3 omitted). “The . . . amendments to ERISA were designed to prevent employers from withdrawing from a multiemployer pension plan without paying their share of unfunded, vested benefit liability, thereby threatening the solvency of such plans.” Mfrs. Indus. Relations Ass’n v. E. Akron Casting Co., 58 F.3d 204, 205-06 (6th Cir. 1995) (citing Mason & Dixon Tank-Lines, Inc. v. Cent. States Pension Fund, 852 F.2d 156, 158-59 (6th Cir. 1988)). At the time the MPPAA was enacted many employers were withdrawing from multiemployer plans because they could avoid withdrawal liability if the plan survived for five years after the date of their withdrawal. Debreceni v. Outlet Co., 784 F.2d 13, 15-16 (1st Cir. 1986).

Congress recognized that multiemployer pension plans affected millions of Americans and found that “withdrawals of contributing employers from a multiemployer pension plan frequently result in substantially increased funding obligations for employers who continue to contribute to the plan, its participants and beneficiaries, and labor-management relations.” 29 U.S.C. § 1001a(a). It intended for the MPPAA to uniformly impose withdrawal liability and to “‘relieve the funding burden on remaining employers and to eliminate the incentive to pull out of a plan which would result if liability were imposed only on a mass withdrawal by all employers.’” Debreceni, 784 F.2d at 16 (quoting H.R. Rep. 869, 96th Cong., 2d Sess., 67, reprinted in 1980 U.S. Code Cong. & Ad.News 2918, 2935). To solve this problem, the MPPAA requires that a withdrawing employer pay its share of the plan’s unfunded liability. See Warner-Lambert, 791 F.2d at 284. This insures that the financial burden will not be shifted to the remaining employers. See Cent. States, Se. &

4 Sw. Areas Pension Fund v. Slotky, 956 F.2d 1369, 1371 (7th Cir. 1992).

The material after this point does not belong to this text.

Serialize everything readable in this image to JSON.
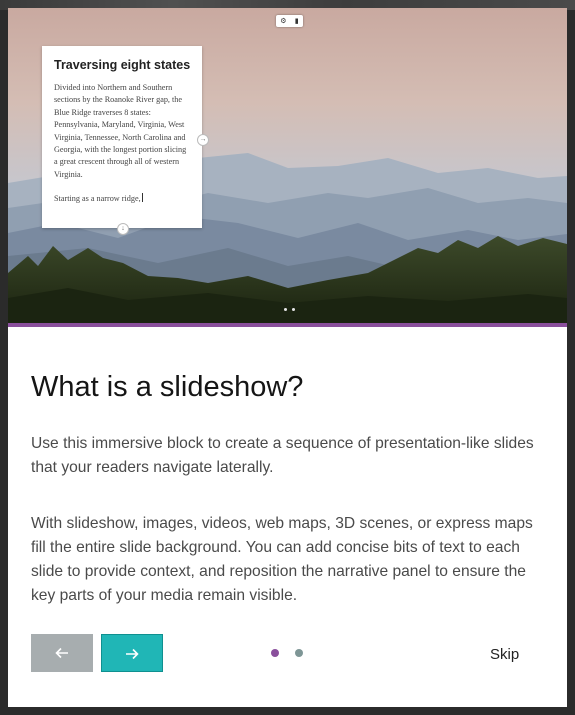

Section 4201 provides that a withdrawing employer is liable for its share of the plan’s unfunded vested benefits. 29 U.S.C. § 1381(a).1 It is the duty of the pension plan to determine whether withdrawal liability has occurred and in what amount. 29 U.S.C. §§ 1382, 1391. Section 4211 provides that the amount of an employer’s withdrawal liability is the employer’s proportionate share of the unfunded vested benefits existing at the end of the plan year preceding the plan year in which the employer withdraws. 29 U.S.C. § 1391(b)(2)(A). A “complete withdrawal,” as in this case, occurs when an employer “(1) permanently ceases to have an obligation to contribute under the plan, or (2) permanently ceases all covered operations under the plan.” 29 U.S.C. § 1383(a). “[T]he date of complete withdrawal is the date of the cessation of the obligation to contribute or the cessation of covered operations.” 29 U.S.C. § 1383(e). The “obligation to contribute” arises “(1) under one or more collective bargaining (or related) agreements, or (2) as a result of a duty under applicable labor-management relations law.” 29 U.S.C. § 1392(a).